Hartvigsen’in geldiğini görmüştü ve onunla konuşmak istiyordu anlaşılan. Mağazadan içeri girerken dikkatle baktı bana; yanaklarımın yandığını hissettim. Hemen tezgâhın arkasına geçti, duvardaki raflarda bir şeyler aramaya başladı. Uzun boylu, endamlı, alımlıydı, eşyalara değen elleri narin. Genç bir anne gibiydi her haliyle.
“Hartvigsen yazıhaneden çıksa!” diye düşündüm. Çok geçmeden de çıktı. Rosa’ya selam verdi. “Günaydın!” dedi Rosa da ona. Vaktiyle nişanlı olmalarına rağmen, aralarında öyle fazla gerginlik görülmüyordu; hayır, Rosa pek sakin uzattı elini, kızarıp bozarmadı öyle; Hartvigsen’le karşılaşmış olmaktan sıkılmışa falan da benzemiyordu.
“Buralarda mısınız?” dedi Hartvigsen.
“Evet!” cevabını verdi Rosa.
Raflara döndü, bir şeyler aramaya devam etti Rosa. Bir sessizlik oldu. Derken Hartvigsen’e bakmadan, “Eşyalarınızı kendim için karıştırmıyorum,” dedi Rosa. “Ev için.”
“O da ne demek?”
“Hani eski günlerdeki gibi, tezgâhın arkasına geçtim de... Fakat çalmam bir şey.”

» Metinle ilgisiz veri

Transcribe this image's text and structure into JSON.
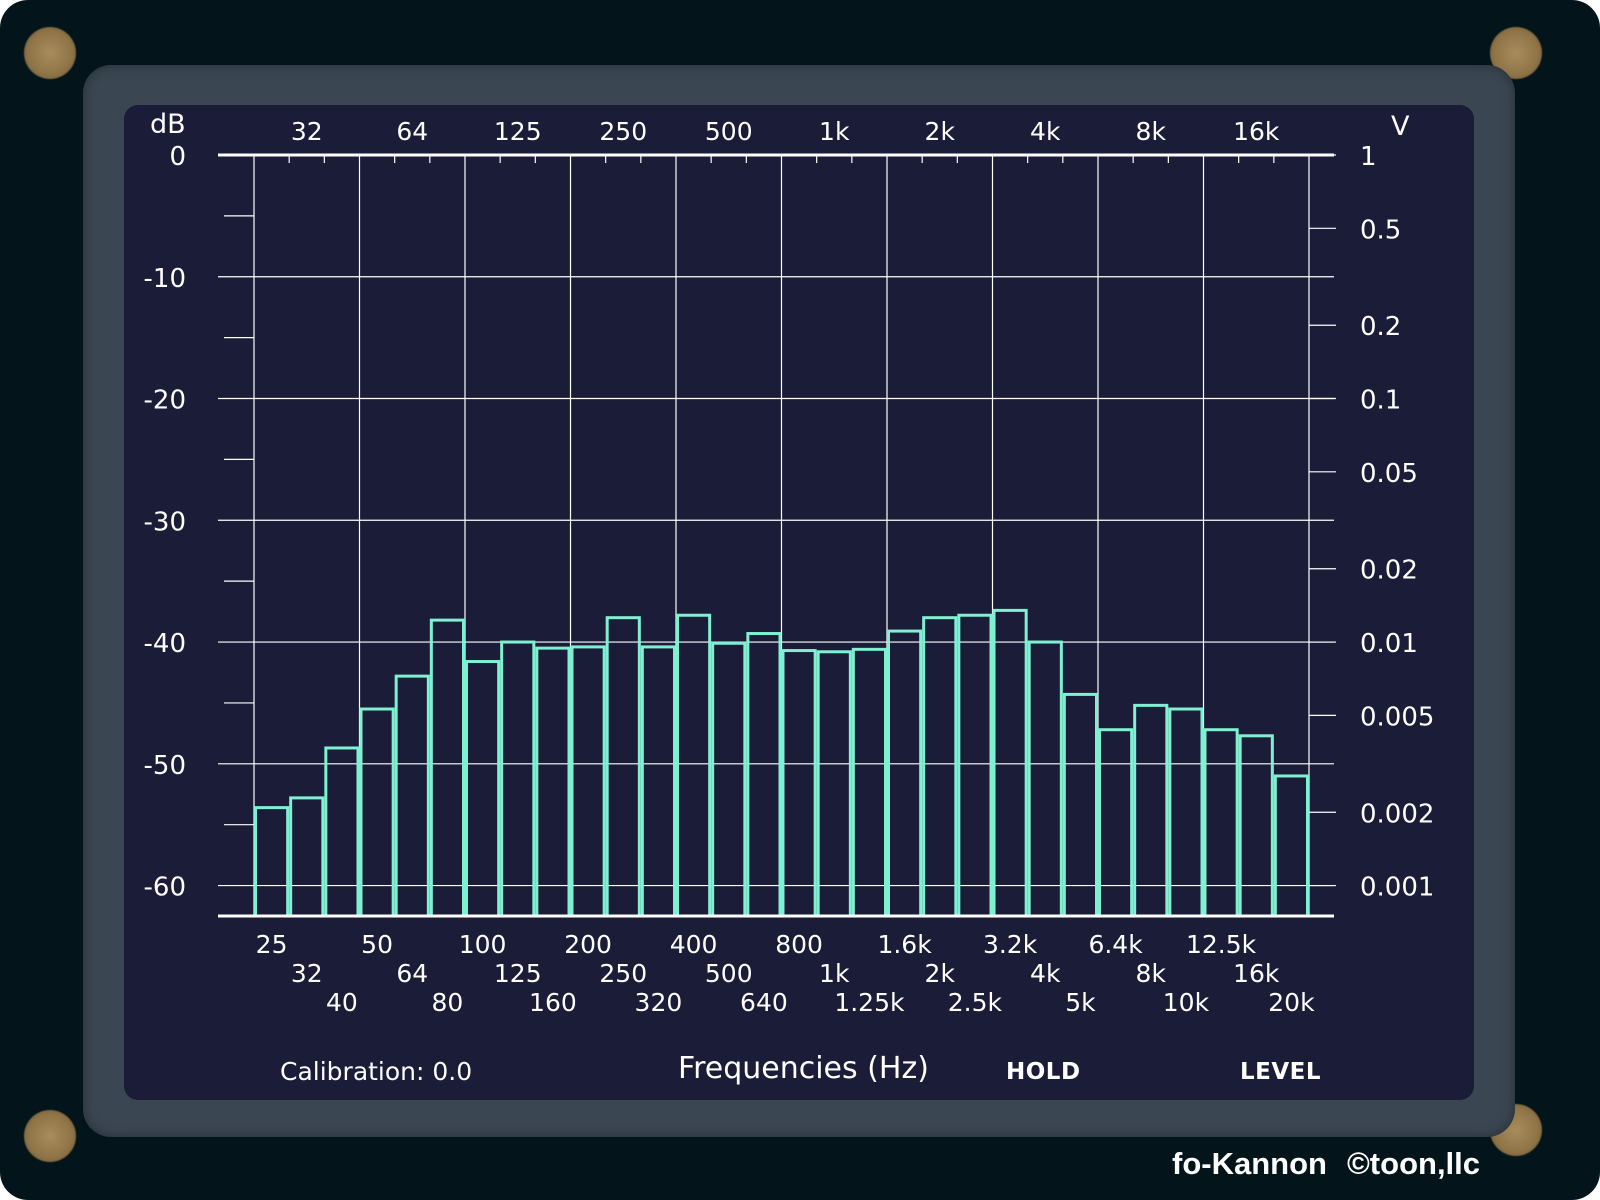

“Alay ediyorsunuz!” dedi Hartvigsen, gücenmiş. Hartvigsen’in yerinde ben olsaydım daha fazla duramazdım, diye düşündüm. Hartvigsen duruyordu. Anlaşılan, ruhunda bir şeyler oluyordu ki, kendini toplayıp gidemiyordu. Ne diye tezgâhın gerisine geçmiyor, ona aradığı şeyleri hemen bulup çıkarmak teklifinde bulunmuyordu? Bu malların hepsi onun değil miydi? Tezgâhın önünde, benimle birlikte, bir müşteri gibi duruyordu. Ah ah, tezgâhtarlar, Steen ile Martin, o varken ancak fısıltıyla konuşabilirlerdi. Öylesine zengindi Hartvigsen, üstelik de efendileri.
“Yabancı bir öğrenciyle beraberiz,” dedi Hartvigsen, Rosa’ya. “Gelse de bize biraz piyano çalsa, diyor sizin için. Öyle ya, piyanom var nasıl olsa; durup duruyor.”
“Yabancıların önünde çalamam,” dedi Rosa, başını salladı.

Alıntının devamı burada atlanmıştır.